或问曰:开眼有尘境,合眼有梦境,众中有逆顺境,如何得安稳去?答曰:修行人收心为本,逢着逆境,欢喜过去;遇着顺境,无心过去;一切尘境,干己甚事?凡在众中,虽三岁小童,不敢逆着,不敢触犯着,常时饶着;一切人逆着自己,触犯自己,常是忍着;忍过饶过,自有功课。
一切人皆敬者,一切难处自承当者,久久应过,心境纯熟,在处安稳,一切境界里平常过去,更无动心处,向诸境万缘里,心得安稳,更不沾一尘,净洒洒地,昼夜不昧,便合圣贤心也。
或问曰:识得一,万事毕,又有云:抱元守一,一者是甚么?师云:乃是混成之性,无分别之时也。既知有此,即堕于数,则不能一矣。一便生二,二便生三,三生万物,如何守得?不若和一也无。故祖师云:“抱元守一是功夫,地久天长一也无。”向这个一也无处明出自己本分来,却不无也。故经云:“知空不空,知色不色,名为照了。”
或问曰:出家人有学古人公案者,有学经书者,有云古教中照心,是否?师云:修行人本炼自心,从凡入圣,出家以来,却不肯以此为事,只向他古人言句里搜寻,纸上文字里作活计,寻行数墨,葛藤自缠,费尽工夫,济甚么事?及至阎老来唤,一句也使不得,一字也使不得,却不如百事不知、懵懂过日底却有些似。把如今着恁寻趁底工夫,向自己本分事上寻趁,则不到得虚度时光。如何是自己本分事?
只这主张形骸底一点灵明,从道里禀受得来,自古及今,清净常然,更嫌少甚?自澄理得明白,便是超凡入圣底凭据。若信得及,便截日下功理会去,自家亦有如此公案,便数他人珍宝作甚么?快便自受用去,管取今以后不被人瞒也。
师因有作务,普说云:昔东堂下有张仙者,善能木工,不曾逆人,谦卑柔顺,未尝见怒形于色。

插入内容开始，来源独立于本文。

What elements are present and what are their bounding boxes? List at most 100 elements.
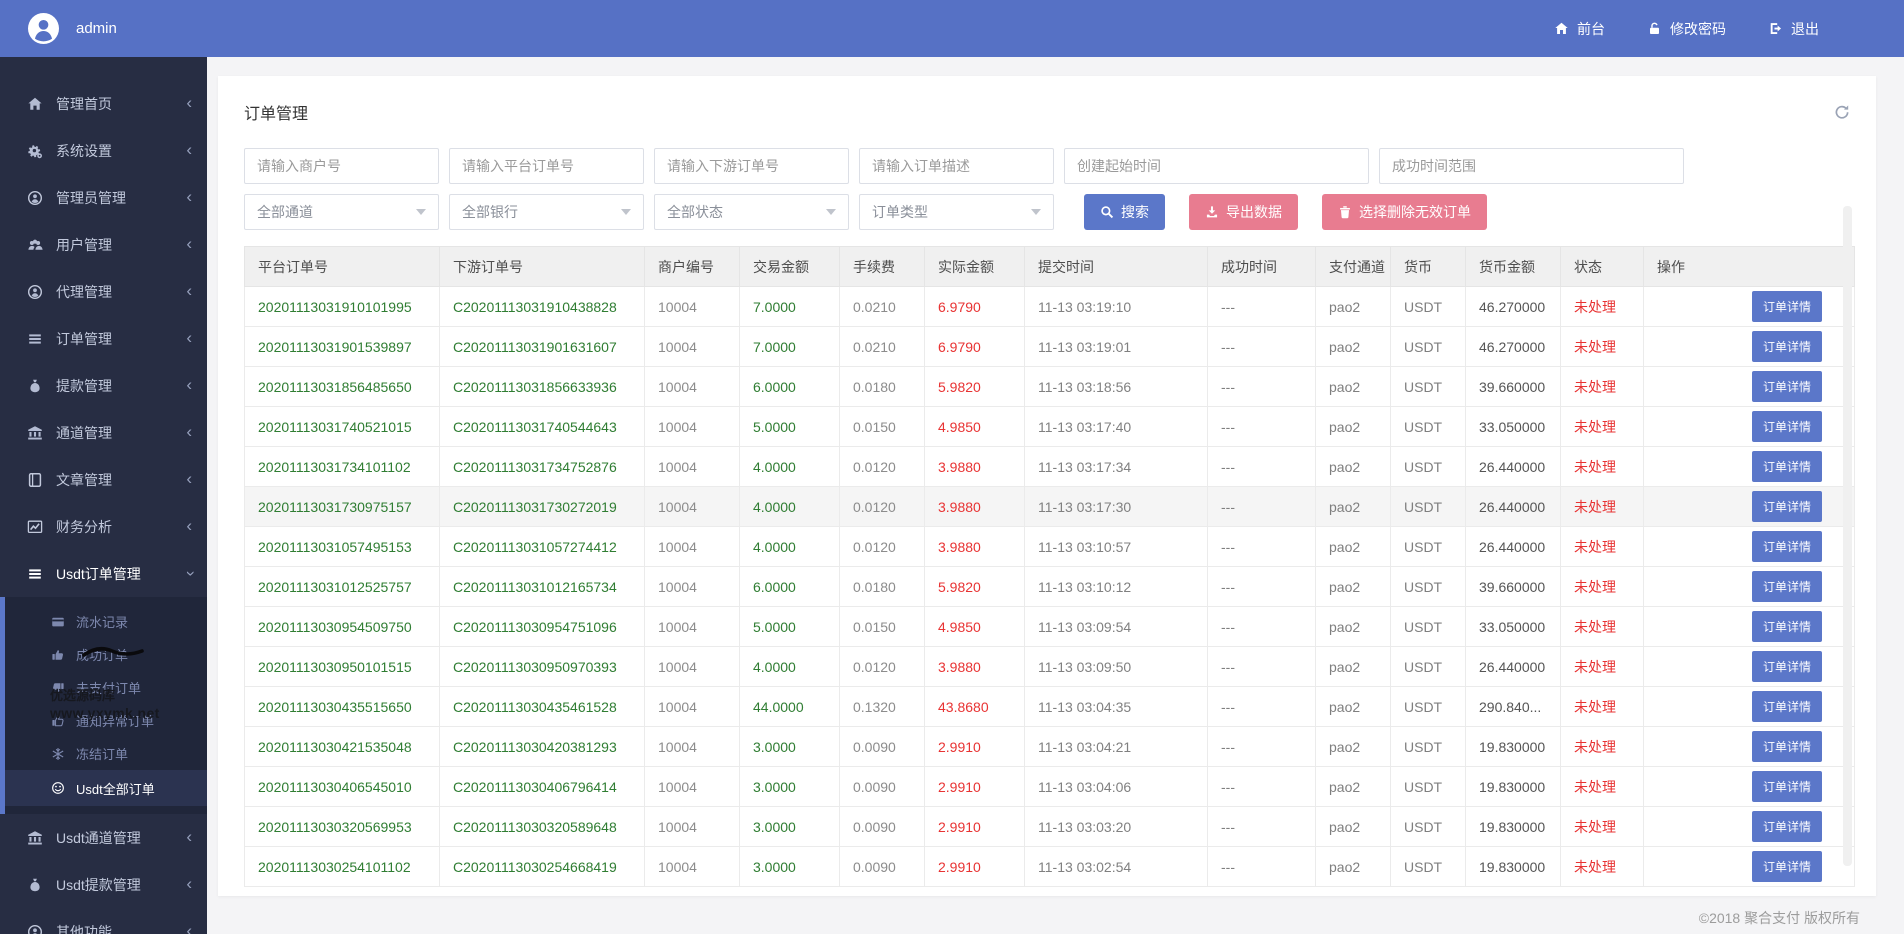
card-scrollbar[interactable] [1843, 206, 1852, 866]
cell-success_time: --- [1208, 287, 1316, 327]
orders-table-wrap: 平台订单号下游订单号商户编号交易金额手续费实际金额提交时间成功时间支付通道货币货… [244, 246, 1850, 887]
chart-icon [27, 519, 43, 535]
order-detail-button[interactable]: 订单详情 [1752, 651, 1822, 682]
cell-trade_amount: 4.0000 [740, 487, 840, 527]
home-icon [27, 96, 43, 112]
navbar-link-frontend[interactable]: 前台 [1554, 19, 1605, 39]
cell-action: 订单详情 [1644, 607, 1855, 647]
sidebar-item-label: Usdt通道管理 [56, 828, 186, 848]
sidebar-item-withdrawal-management[interactable]: 提款管理‹ [0, 362, 207, 409]
order-detail-button[interactable]: 订单详情 [1752, 531, 1822, 562]
cell-merchant_no: 10004 [645, 687, 740, 727]
cell-status: 未处理 [1561, 847, 1644, 887]
sidebar-item-system-settings[interactable]: 系统设置‹ [0, 127, 207, 174]
submenu-item-usdt-all-orders[interactable]: Usdt全部订单 [5, 770, 207, 806]
order-detail-button[interactable]: 订单详情 [1752, 491, 1822, 522]
cell-platform_order_no: 20201113031901539897 [245, 327, 440, 367]
sidebar-item-label: 财务分析 [56, 517, 186, 537]
sidebar-item-label: Usdt订单管理 [56, 564, 186, 584]
navbar-link-change-password[interactable]: 修改密码 [1647, 19, 1726, 39]
order-detail-button[interactable]: 订单详情 [1752, 371, 1822, 402]
submenu-item-success-orders[interactable]: 成功订单 [5, 638, 207, 671]
trash-icon [1338, 205, 1352, 219]
cell-submit_time: 11-13 03:17:30 [1025, 487, 1208, 527]
navbar-link-logout[interactable]: 退出 [1768, 19, 1819, 39]
cell-success_time: --- [1208, 367, 1316, 407]
cell-trade_amount: 3.0000 [740, 847, 840, 887]
sidebar-item-usdt-order-management[interactable]: Usdt订单管理‹ [0, 550, 207, 597]
status-select[interactable]: 全部状态 [654, 194, 849, 230]
cell-actual_amount: 6.9790 [925, 287, 1025, 327]
cell-trade_amount: 4.0000 [740, 647, 840, 687]
column-header-submit_time: 提交时间 [1025, 247, 1208, 287]
submenu-item-flow-records[interactable]: 流水记录 [5, 605, 207, 638]
cell-action: 订单详情 [1644, 327, 1855, 367]
order-detail-button[interactable]: 订单详情 [1752, 731, 1822, 762]
cell-currency_amount: 19.830000 [1466, 767, 1561, 807]
sidebar-item-usdt-channel-management[interactable]: Usdt通道管理‹ [0, 814, 207, 861]
sidebar-item-usdt-withdrawal-management[interactable]: Usdt提款管理‹ [0, 861, 207, 908]
caret-down-icon [621, 209, 631, 215]
submenu-item-notify-abnormal-orders[interactable]: 通知异常订单 [5, 704, 207, 737]
order-desc-input[interactable] [859, 148, 1054, 184]
sidebar-item-label: 其他功能 [56, 922, 186, 934]
merchant-no-input[interactable] [244, 148, 439, 184]
cell-submit_time: 11-13 03:04:21 [1025, 727, 1208, 767]
column-header-success_time: 成功时间 [1208, 247, 1316, 287]
cell-success_time: --- [1208, 647, 1316, 687]
sidebar-item-article-management[interactable]: 文章管理‹ [0, 456, 207, 503]
order-detail-button[interactable]: 订单详情 [1752, 571, 1822, 602]
sidebar-item-order-management[interactable]: 订单管理‹ [0, 315, 207, 362]
order-detail-button[interactable]: 订单详情 [1752, 811, 1822, 842]
cell-merchant_no: 10004 [645, 367, 740, 407]
cell-success_time: --- [1208, 447, 1316, 487]
chevron-left-icon: ‹ [186, 423, 192, 440]
sidebar-item-user-management[interactable]: 用户管理‹ [0, 221, 207, 268]
cell-currency: USDT [1391, 407, 1466, 447]
refresh-icon[interactable] [1834, 104, 1850, 120]
order-detail-button[interactable]: 订单详情 [1752, 691, 1822, 722]
user-avatar-icon[interactable] [28, 13, 59, 44]
bank-select[interactable]: 全部银行 [449, 194, 644, 230]
sidebar-item-label: 系统设置 [56, 141, 186, 161]
order-detail-button[interactable]: 订单详情 [1752, 411, 1822, 442]
order-type-select[interactable]: 订单类型 [859, 194, 1054, 230]
table-row: 20201113031057495153C2020111303105727441… [245, 527, 1855, 567]
cell-currency: USDT [1391, 847, 1466, 887]
search-button[interactable]: 搜索 [1084, 194, 1165, 230]
platform-order-no-input[interactable] [449, 148, 644, 184]
cell-trade_amount: 7.0000 [740, 327, 840, 367]
cell-status: 未处理 [1561, 367, 1644, 407]
submenu-item-unpaid-orders[interactable]: 未支付订单 [5, 671, 207, 704]
delete-invalid-orders-button[interactable]: 选择删除无效订单 [1322, 194, 1487, 230]
order-detail-button[interactable]: 订单详情 [1752, 451, 1822, 482]
cell-merchant_no: 10004 [645, 407, 740, 447]
cell-currency: USDT [1391, 807, 1466, 847]
downstream-order-no-input[interactable] [654, 148, 849, 184]
success-time-input[interactable] [1379, 148, 1684, 184]
cell-status: 未处理 [1561, 767, 1644, 807]
order-detail-button[interactable]: 订单详情 [1752, 291, 1822, 322]
create-time-input[interactable] [1064, 148, 1369, 184]
cell-status: 未处理 [1561, 727, 1644, 767]
order-detail-button[interactable]: 订单详情 [1752, 611, 1822, 642]
cell-actual_amount: 2.9910 [925, 767, 1025, 807]
order-detail-button[interactable]: 订单详情 [1752, 331, 1822, 362]
sidebar-item-finance-analysis[interactable]: 财务分析‹ [0, 503, 207, 550]
sidebar-item-admin-home[interactable]: 管理首页‹ [0, 80, 207, 127]
table-row: 20201113030950101515C2020111303095097039… [245, 647, 1855, 687]
cell-actual_amount: 3.9880 [925, 527, 1025, 567]
user-icon [27, 284, 43, 300]
submenu-item-frozen-orders[interactable]: 冻结订单 [5, 737, 207, 770]
cell-status: 未处理 [1561, 407, 1644, 447]
sidebar-item-admin-management[interactable]: 管理员管理‹ [0, 174, 207, 221]
sidebar-item-agent-management[interactable]: 代理管理‹ [0, 268, 207, 315]
sidebar-item-other-functions[interactable]: 其他功能‹ [0, 908, 207, 934]
export-data-button[interactable]: 导出数据 [1189, 194, 1298, 230]
order-detail-button[interactable]: 订单详情 [1752, 851, 1822, 882]
sidebar-item-channel-management[interactable]: 通道管理‹ [0, 409, 207, 456]
cell-merchant_no: 10004 [645, 487, 740, 527]
cell-action: 订单详情 [1644, 687, 1855, 727]
order-detail-button[interactable]: 订单详情 [1752, 771, 1822, 802]
channel-select[interactable]: 全部通道 [244, 194, 439, 230]
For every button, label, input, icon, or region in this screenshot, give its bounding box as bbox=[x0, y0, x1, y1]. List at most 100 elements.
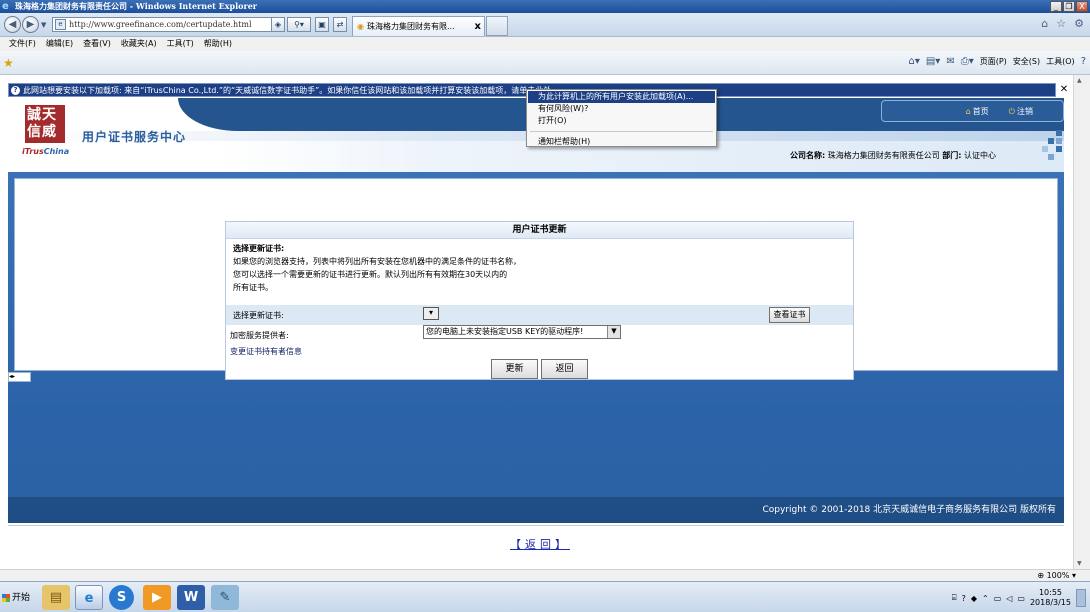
infobar-context-menu: 为此计算机上的所有用户安装此加载项(A)... 有何风险(W)? 打开(O) 通… bbox=[526, 89, 717, 147]
tray-monitor-icon[interactable]: ▭ bbox=[1017, 594, 1025, 603]
page-viewport: ▲ ▼ ? 此网站想要安装以下加载项: 来自“iTrusChina Co.,Lt… bbox=[0, 75, 1090, 572]
home-cmd-icon[interactable]: ⌂▾ bbox=[908, 56, 919, 67]
tab-close-icon[interactable]: x bbox=[475, 21, 481, 32]
footer-back-link[interactable]: 【返回】 bbox=[510, 536, 570, 552]
update-button[interactable]: 更新 bbox=[491, 359, 538, 379]
vertical-scrollbar[interactable]: ▲ ▼ bbox=[1073, 75, 1090, 569]
word-icon[interactable]: W bbox=[177, 585, 205, 610]
menu-edit[interactable]: 编辑(E) bbox=[41, 37, 78, 51]
company-info: 公司名称: 珠海格力集团财务有限责任公司 部门: 认证中心 bbox=[790, 150, 996, 161]
settings-gear-icon[interactable]: ⚙ bbox=[1074, 17, 1084, 30]
menu-what-risk[interactable]: 有何风险(W)? bbox=[528, 103, 715, 115]
form-intro: 选择更新证书: 如果您的浏览器支持，列表中将列出所有安装在您机器中的满足条件的证… bbox=[226, 239, 853, 297]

众皆许可而常赞叹,遂闻于真人。真人曰:未也,试过则可,喻如黄金,未曾炼过,不见真伪。一日令造坐榻,其人应声而作,工未毕,又令作门窗,亦姑随之,已有慢意,工未及半,又令作匣子数个,其人便不肯,遂于真人前辩证,欲了却一事更作一事。真人乃云:前因众人许汝能应人不逆,未曾动心,今日却试脱也。
修行之人,至如炼心应事,内先有主,自在安和,外应于事,百发百中,何者为先,何者为后,从紧处应,粉骨碎身,惟心莫动。至如先作这一件又如何?先作那一件又如何?俱是假物,有甚定体?心要死,机要活,只据目前紧处应将去,平平稳稳,不动不昧,此所谓“常应常静”也。
或问曰:有人云:业通三世果,有否?答云:岂不闻古人有言:“了即业障本来空,未了应须还宿债。”昔有人背生恶疮,痛不可忍,脓血交流,寻无人处自缢而死。似此之人,自己性分又不了,又不肯承当宿世脓血债负,虽自致死,再出头来亦要偿他。何以知此为宿业耶?昔有一显官,不欲言其姓名,但道因果足矣,其性酷虐,但心不喜,即捶挞随从奴仆。
一日坐尻上忽生痒痛,搔之则去皮,渐次血肉分裂,如新拷掠者,痛不可加,以致命终,以是知脓血债负必然还报。岂止此事,乃至大小喜怒毁谤打骂是非、见面相嫌,皆是前因所结旧冤现世要还,须当欢喜承受,不敢辩证,承当忍耐,便是还讫;但有争竞,便是抵债不还,积累更深,冤冤重结,永无了期。况复天意好还,乃至人间恩怨相伤,无非冤债。
昔长春真人住长春观日,忽值大兵北还,远藏匿以避,逢一贵宦,与真人素相识者,家世奉道,自言夫人被虏,欲罄家资赎令出家,拜问真人,真人侻然不可。其事议间,兵去已远。他日贵宦且询不可之意,真人曰:夫人与昨虏之人有三年宿债,今既相对,乃前缘也,三年后却还来此出家。后果三年放还,得簪裳出家,来诣长春观参见真人,以从来奉善,却得入道。贵宦方信,拜谢不已。